You can explore more configuration options in the subchart's directory chart/charts/service-instance.

Configuration Options for Service Bindings

PropertyDescriptionMandatory
(key)Name of the service binding
secretFromBind to Kubernetes secret()1
serviceInstanceNameBind to service instance within the Helm chart()1
serviceInstanceFullnameBind to service instance using the absolute name()1
parametersObject with service binding parameters

1: Exactly one of these properties need to be specified

Configuration Options for Container Images

PropertyDescriptionMandatory
repositoryFull container image repository name
tagContainer image version tag (default: latest)

Modify

Modifying the Helm chart allows you to customize it to your needs. However, this has consequences if you want to update with the latest changes from the CAP template.

You can run cds add helm again to update your Helm chart. It has the following behavior for modified files:

  1. Your changes of the chart/values.yaml are persisted. Only missing or new properties will be added by cds add helm.
  2. If you modify any of the other generated files, they will not updated by cds add helm anymore. The command will issue a warning about that. To withdraw your changes just delete the modified files and run cds add helm again.

Extend

  1. Adding new files to the Helm chart does not conflict with cds add helm.
  2. A modification-free approach to change files is to use Kustomize as a post-processor for your Helm chart. This might be usable for small changes if you don't want to branch-out from the generated cds add helm content.

Additional Information

SAP BTP Services and Features

You can find a list of SAP BTP services in the Discovery Center. To find out if a service is supported in the Kyma and Kubernetes environment, goto to the Service Marketplace of your Subaccount in the SAP BTP Cockpit and select Kyma or Kubernetes in the environment filter.

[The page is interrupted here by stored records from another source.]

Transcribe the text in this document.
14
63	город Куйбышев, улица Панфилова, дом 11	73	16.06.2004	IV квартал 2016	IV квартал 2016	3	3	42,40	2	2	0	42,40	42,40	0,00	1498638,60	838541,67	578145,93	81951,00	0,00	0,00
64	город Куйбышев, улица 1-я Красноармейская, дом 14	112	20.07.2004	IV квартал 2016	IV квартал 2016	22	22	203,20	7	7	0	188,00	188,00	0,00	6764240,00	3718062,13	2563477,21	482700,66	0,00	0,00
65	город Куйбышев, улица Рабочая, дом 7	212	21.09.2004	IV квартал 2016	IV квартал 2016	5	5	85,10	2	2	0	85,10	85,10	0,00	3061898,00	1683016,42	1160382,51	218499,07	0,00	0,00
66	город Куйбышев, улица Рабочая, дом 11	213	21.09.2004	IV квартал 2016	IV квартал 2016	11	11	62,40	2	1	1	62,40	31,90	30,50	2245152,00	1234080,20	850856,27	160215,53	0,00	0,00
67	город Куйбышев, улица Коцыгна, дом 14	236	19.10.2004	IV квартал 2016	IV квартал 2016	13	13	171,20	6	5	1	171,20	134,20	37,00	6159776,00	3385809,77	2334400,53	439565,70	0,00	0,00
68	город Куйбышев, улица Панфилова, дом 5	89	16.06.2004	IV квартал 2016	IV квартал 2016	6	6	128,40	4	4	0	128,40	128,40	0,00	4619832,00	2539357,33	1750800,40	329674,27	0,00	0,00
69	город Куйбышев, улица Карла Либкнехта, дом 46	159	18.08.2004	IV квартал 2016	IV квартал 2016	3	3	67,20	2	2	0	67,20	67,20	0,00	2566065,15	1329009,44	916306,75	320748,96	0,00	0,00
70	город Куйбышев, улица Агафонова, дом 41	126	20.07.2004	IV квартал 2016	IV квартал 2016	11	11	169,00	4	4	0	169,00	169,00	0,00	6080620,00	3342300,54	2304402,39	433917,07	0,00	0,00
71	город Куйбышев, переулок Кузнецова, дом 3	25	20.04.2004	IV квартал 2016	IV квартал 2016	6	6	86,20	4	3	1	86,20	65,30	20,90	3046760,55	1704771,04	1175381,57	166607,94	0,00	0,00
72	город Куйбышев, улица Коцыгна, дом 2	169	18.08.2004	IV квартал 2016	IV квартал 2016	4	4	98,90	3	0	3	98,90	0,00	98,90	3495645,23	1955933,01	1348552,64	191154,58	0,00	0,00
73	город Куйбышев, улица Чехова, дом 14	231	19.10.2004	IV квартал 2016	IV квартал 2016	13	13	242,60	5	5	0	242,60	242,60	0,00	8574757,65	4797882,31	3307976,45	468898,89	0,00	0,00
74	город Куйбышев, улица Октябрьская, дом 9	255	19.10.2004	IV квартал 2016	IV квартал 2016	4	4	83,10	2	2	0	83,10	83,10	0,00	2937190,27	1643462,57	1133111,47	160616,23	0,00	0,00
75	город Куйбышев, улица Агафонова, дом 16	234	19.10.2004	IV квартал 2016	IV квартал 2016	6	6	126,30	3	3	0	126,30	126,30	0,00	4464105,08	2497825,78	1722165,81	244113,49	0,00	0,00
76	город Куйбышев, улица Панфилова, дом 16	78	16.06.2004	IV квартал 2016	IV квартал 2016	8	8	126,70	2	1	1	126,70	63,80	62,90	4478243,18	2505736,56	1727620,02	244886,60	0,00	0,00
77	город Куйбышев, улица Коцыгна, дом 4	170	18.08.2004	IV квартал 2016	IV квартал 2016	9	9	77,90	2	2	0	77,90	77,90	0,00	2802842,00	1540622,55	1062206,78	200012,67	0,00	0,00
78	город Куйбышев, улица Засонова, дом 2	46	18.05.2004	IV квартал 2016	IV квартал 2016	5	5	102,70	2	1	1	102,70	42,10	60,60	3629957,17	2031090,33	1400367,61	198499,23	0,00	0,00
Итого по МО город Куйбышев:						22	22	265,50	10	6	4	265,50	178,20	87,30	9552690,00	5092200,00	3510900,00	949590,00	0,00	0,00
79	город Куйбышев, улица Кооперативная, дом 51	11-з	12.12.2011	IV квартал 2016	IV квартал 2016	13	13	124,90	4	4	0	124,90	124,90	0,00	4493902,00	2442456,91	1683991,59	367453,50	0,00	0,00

You can find information about planned SAP BTP, Kyma Runtime features in the product road map.

About Cloud Native Buildpacks

Cloud Native Buildpacks provide advantages such as embracing best practices and secure standards like:

  • Resulting images use an unprivileged user.
  • Builds are reproducible.
  • Software Bill of Materials (SBoM) for all dependencies baked into the image.
  • Auto detection, no need to manually select base images.

Additionally Cloud Native Buildpacks can be easily plugged together to fulfill more complex requirements. For example the ca-certificates enables adding additional certificates to the system trust-store at build and runtime. When using Cloud Native Buildpacks you can continuously benefit from the best practices coming from the community without any changes required.

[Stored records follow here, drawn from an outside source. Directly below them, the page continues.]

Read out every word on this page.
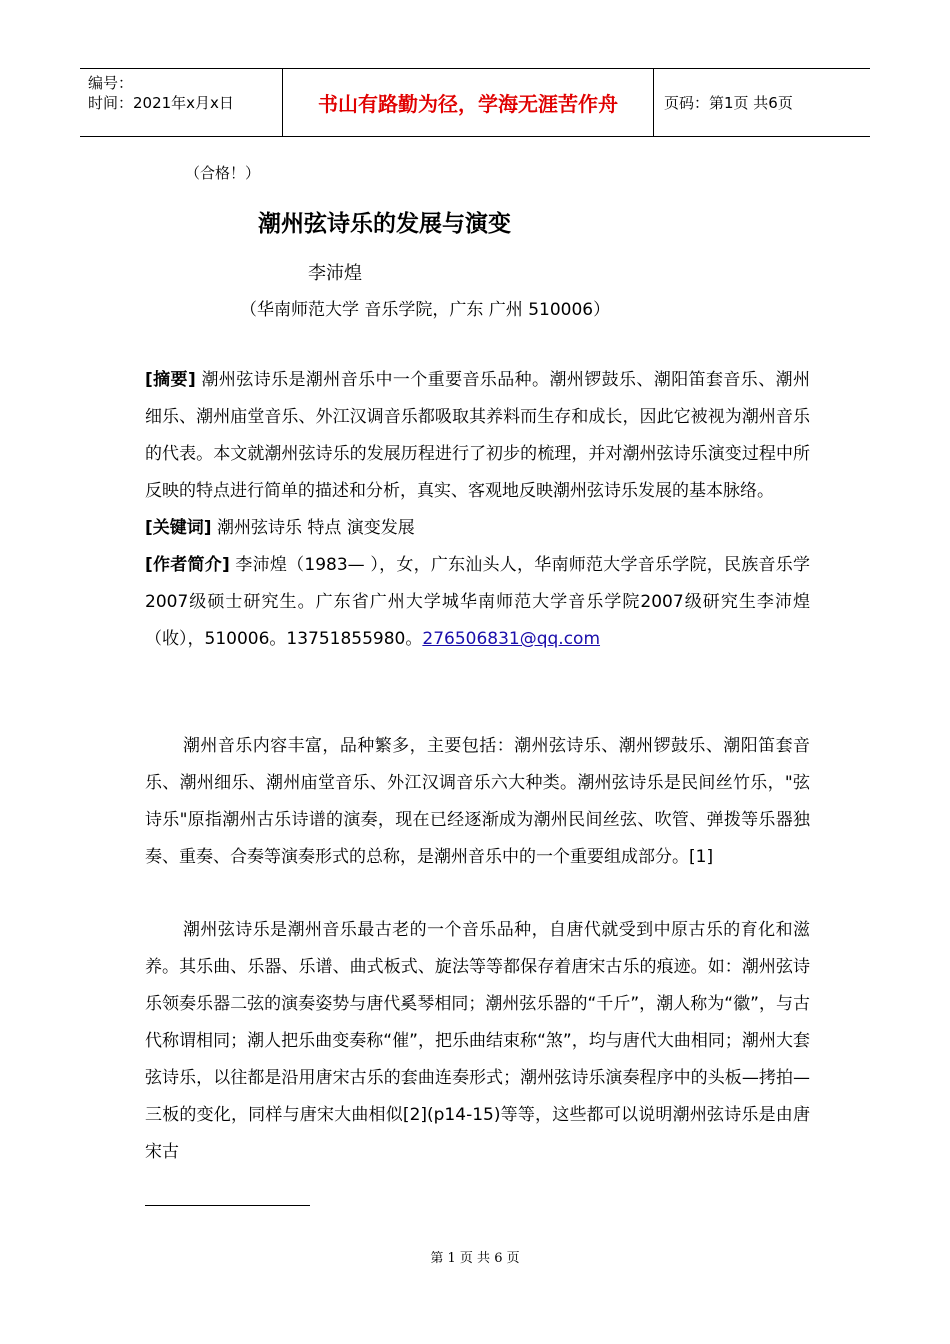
编号：
时间：2021年x月x日	书山有路勤为径，学海无涯苦作舟	页码：第1页 共6页
（合格！）
潮州弦诗乐的发展与演变
李沛煌
（华南师范大学 音乐学院，广东 广州 510006）
[摘要] 潮州弦诗乐是潮州音乐中一个重要音乐品种。潮州锣鼓乐、潮阳笛套音乐、潮州细乐、潮州庙堂音乐、外江汉调音乐都吸取其养料而生存和成长，因此它被视为潮州音乐的代表。本文就潮州弦诗乐的发展历程进行了初步的梳理，并对潮州弦诗乐演变过程中所反映的特点进行简单的描述和分析，真实、客观地反映潮州弦诗乐发展的基本脉络。
[关键词] 潮州弦诗乐 特点 演变发展
[作者简介] 李沛煌（1983— ），女，广东汕头人，华南师范大学音乐学院，民族音乐学2007级硕士研究生。广东省广州大学城华南师范大学音乐学院2007级研究生李沛煌（收），510006。13751855980。276506831@qq.com
潮州音乐内容丰富，品种繁多，主要包括：潮州弦诗乐、潮州锣鼓乐、潮阳笛套音乐、潮州细乐、潮州庙堂音乐、外江汉调音乐六大种类。潮州弦诗乐是民间丝竹乐，"弦诗乐"原指潮州古乐诗谱的演奏，现在已经逐渐成为潮州民间丝弦、吹管、弹拨等乐器独奏、重奏、合奏等演奏形式的总称，是潮州音乐中的一个重要组成部分。[1]
潮州弦诗乐是潮州音乐最古老的一个音乐品种，自唐代就受到中原古乐的育化和滋养。其乐曲、乐器、乐谱、曲式板式、旋法等等都保存着唐宋古乐的痕迹。如：潮州弦诗乐领奏乐器二弦的演奏姿势与唐代奚琴相同；潮州弦乐器的“千斤”，潮人称为“徽”，与古代称谓相同；潮人把乐曲变奏称“催”，把乐曲结束称“煞”，均与唐代大曲相同；潮州大套弦诗乐，以往都是沿用唐宋古乐的套曲连奏形式；潮州弦诗乐演奏程序中的头板—拷拍—三板的变化，同样与唐宋大曲相似[2](p14-15)等等，这些都可以说明潮州弦诗乐是由唐宋古
第 1 页 共 6 页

Learn more about Cloud Native Buildpacks Concepts

One way of using Cloud Native Buildpacks in CI/CD is by utilizing the cnbBuild step of Project "Piper". This does not require any special setup, like providing a Docker daemon, and works out of the box for Jenkins and Azure DevOps Pipelines.

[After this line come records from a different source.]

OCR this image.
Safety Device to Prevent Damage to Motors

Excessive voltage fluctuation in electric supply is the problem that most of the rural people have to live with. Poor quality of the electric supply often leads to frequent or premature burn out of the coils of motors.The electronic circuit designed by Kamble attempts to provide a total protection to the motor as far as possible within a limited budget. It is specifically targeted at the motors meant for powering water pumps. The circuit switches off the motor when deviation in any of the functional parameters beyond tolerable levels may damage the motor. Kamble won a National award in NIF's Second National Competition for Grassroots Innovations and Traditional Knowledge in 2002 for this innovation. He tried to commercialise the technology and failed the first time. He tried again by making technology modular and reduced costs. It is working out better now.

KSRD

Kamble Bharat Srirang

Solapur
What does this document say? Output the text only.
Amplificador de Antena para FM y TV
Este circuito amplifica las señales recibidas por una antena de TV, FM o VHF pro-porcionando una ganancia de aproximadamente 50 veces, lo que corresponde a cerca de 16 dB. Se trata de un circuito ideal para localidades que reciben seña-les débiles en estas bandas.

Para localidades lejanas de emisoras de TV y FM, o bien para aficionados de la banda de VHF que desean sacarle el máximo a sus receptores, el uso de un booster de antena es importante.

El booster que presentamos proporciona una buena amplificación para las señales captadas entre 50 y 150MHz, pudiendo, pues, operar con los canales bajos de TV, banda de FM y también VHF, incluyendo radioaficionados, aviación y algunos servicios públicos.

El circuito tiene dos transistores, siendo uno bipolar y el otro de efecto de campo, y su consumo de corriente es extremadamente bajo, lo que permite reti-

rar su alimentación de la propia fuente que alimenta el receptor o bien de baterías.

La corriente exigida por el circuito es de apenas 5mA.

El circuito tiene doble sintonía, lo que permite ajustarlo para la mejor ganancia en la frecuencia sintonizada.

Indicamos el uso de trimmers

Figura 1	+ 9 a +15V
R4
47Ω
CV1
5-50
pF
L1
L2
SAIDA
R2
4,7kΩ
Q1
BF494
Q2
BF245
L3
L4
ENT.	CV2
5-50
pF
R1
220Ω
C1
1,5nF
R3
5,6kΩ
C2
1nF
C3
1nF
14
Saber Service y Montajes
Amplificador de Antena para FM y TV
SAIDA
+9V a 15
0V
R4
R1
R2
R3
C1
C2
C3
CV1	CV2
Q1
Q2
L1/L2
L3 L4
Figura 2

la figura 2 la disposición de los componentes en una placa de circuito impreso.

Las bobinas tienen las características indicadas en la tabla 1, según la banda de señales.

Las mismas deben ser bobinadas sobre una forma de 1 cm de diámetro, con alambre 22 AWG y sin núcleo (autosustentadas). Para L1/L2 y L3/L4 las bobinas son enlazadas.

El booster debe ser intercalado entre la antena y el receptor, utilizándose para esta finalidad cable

Learn more about Support for Cloud Native Buildpacks in Jenkins

Get Access to a Cluster

You can either purchase a Kyma cluster from SAP, create your personal trial account or sign-up for the free tier offering to get a SAP managed Kyma Kubernetes cluster.

Get Access to a Container Registry

SAP BTP doesn't provide a container registry.

You can choose from offerings of hosted open source and private container image registries, as well as solutions that can be run on premise or in your own cloud infrastructure. However, you need to consider that the Kubernetes cluster needs to access the container registry from its network.

  • The use of a public container registry gives everyone access to your container images.
  • In a private container registry, your container images are protected. You will need to configure a pull secret to allow your cluster to access it.

Setup Your Cluster for a Public Container Registry

Make sure that the container registry is accessible from your Kubernetes cluster. No further setup is required.

Setup Your Cluster for a Private Container Registry

To use a docker image from a private repository, you need to create an image pull secret and configure this secret for your containers.

WARNING

It is recommended to use a technical user for this secret that has only read permission, because users with access to the Kubernetes cluster can reveal the password from the secret easily.